Amy begins by talking about a 25 lb food ration coupon. She recalls that, as long as she remembered, having been born in 1952, there was always a food ration coupon. Amy recalls her Christian god mother, who ran a children’s hospital. The woman became her godmother after helping to care for Amy.
Her husband was a surgeon, but was starving to death in jail. His English was very good. He was accused of being a spy and tortured to elicit a confession. After he died, Amy’s godmother was told to confessed. She was the kind of person for whom dignity is more important than life. She decided to hang herself. Her son was called to denounce her dead body in front of the community. He was not able to use cremation services for a denounced person. So, the son had to take the body in type of bicycle used for carrying goods.

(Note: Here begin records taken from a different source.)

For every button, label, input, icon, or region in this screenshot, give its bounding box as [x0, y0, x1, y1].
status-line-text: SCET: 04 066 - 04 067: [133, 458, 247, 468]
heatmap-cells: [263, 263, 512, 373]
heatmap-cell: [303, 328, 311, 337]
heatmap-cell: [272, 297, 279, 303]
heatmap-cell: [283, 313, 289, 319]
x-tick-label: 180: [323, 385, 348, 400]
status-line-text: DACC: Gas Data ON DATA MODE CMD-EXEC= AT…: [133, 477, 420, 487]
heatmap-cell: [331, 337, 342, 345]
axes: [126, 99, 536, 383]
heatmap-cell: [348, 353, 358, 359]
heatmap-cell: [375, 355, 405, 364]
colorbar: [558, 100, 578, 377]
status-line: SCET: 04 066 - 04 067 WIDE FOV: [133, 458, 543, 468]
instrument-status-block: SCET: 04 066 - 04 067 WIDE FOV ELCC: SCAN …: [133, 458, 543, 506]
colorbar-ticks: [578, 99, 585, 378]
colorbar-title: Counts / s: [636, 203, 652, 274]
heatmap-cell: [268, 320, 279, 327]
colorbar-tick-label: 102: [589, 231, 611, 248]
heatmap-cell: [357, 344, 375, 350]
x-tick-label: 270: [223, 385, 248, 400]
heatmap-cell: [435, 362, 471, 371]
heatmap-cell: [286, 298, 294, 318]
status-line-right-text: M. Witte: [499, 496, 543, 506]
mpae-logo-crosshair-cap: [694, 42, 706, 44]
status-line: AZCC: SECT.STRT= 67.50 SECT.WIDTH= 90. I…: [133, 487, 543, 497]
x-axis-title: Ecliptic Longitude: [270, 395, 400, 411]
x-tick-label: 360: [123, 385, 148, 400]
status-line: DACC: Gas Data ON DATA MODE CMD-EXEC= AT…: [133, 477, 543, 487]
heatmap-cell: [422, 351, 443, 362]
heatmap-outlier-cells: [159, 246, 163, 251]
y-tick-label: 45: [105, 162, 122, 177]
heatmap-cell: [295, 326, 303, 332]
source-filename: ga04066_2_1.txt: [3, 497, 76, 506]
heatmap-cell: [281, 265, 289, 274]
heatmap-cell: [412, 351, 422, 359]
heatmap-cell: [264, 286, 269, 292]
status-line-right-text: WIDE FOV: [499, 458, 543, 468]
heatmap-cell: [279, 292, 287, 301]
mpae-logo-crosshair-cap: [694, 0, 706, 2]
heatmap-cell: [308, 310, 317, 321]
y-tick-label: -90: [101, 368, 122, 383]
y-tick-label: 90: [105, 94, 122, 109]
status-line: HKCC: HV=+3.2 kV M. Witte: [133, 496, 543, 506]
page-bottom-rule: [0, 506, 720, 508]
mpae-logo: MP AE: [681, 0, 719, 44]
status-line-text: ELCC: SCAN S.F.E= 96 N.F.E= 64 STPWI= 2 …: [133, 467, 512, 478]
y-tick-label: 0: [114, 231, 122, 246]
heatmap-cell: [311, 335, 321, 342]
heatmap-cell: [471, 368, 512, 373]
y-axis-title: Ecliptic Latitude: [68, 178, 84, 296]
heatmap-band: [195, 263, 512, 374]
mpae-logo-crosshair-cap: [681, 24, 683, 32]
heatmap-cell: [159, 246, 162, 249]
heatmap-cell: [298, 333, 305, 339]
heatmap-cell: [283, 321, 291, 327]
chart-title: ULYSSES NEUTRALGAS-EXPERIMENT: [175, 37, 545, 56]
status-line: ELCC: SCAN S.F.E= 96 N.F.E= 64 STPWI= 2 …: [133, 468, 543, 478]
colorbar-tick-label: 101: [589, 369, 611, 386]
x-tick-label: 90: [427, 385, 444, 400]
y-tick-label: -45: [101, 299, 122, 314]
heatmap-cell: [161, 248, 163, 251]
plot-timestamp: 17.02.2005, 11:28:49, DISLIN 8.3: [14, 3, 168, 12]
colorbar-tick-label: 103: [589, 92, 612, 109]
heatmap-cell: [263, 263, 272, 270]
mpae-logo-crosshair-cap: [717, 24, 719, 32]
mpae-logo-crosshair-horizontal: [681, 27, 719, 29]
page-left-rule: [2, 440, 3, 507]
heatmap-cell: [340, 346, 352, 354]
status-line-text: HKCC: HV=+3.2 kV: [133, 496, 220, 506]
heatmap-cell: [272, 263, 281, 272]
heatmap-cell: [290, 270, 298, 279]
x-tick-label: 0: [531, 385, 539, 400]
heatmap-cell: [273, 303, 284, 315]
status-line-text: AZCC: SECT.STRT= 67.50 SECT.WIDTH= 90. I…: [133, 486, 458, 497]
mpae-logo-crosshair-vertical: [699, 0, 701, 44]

Amy’s mother found a collection of food coupons in her house. Amy assumes her godmother saved the food coupons and had put them in a place she knew Amy’s mother would find them.
Amy remembers her father writing Mao’s quotations in letters to make them so boring the censors would not read the whole letters. That way you could communicate important info further down the letter.
When Amy returned home, she was told the news about her godmother and given the food coupons. She returned to the labor camp in Kunming to get her fathers letters. There was an inn which would serve you if you had both money and a coupon. Amy recalls meeting a friend there and buying him a rice noodle. He was extremely hungry, because there was no food in his village. Amy assumed she had more coupons than she would need. So, she gave them to her friend.
Amy found out later that her friend had been arrested for selling coupons. His legs were chained and he was working, under very harsh conditions, in the fields. Amy blamed herself for a long time for giving him the coupons. When Amy went to a reunion many years later, she found out that her friend had been helped by a young lady who arranged for his release. He married the gild and moved to Shanghai, where they ran a rice noodle shop.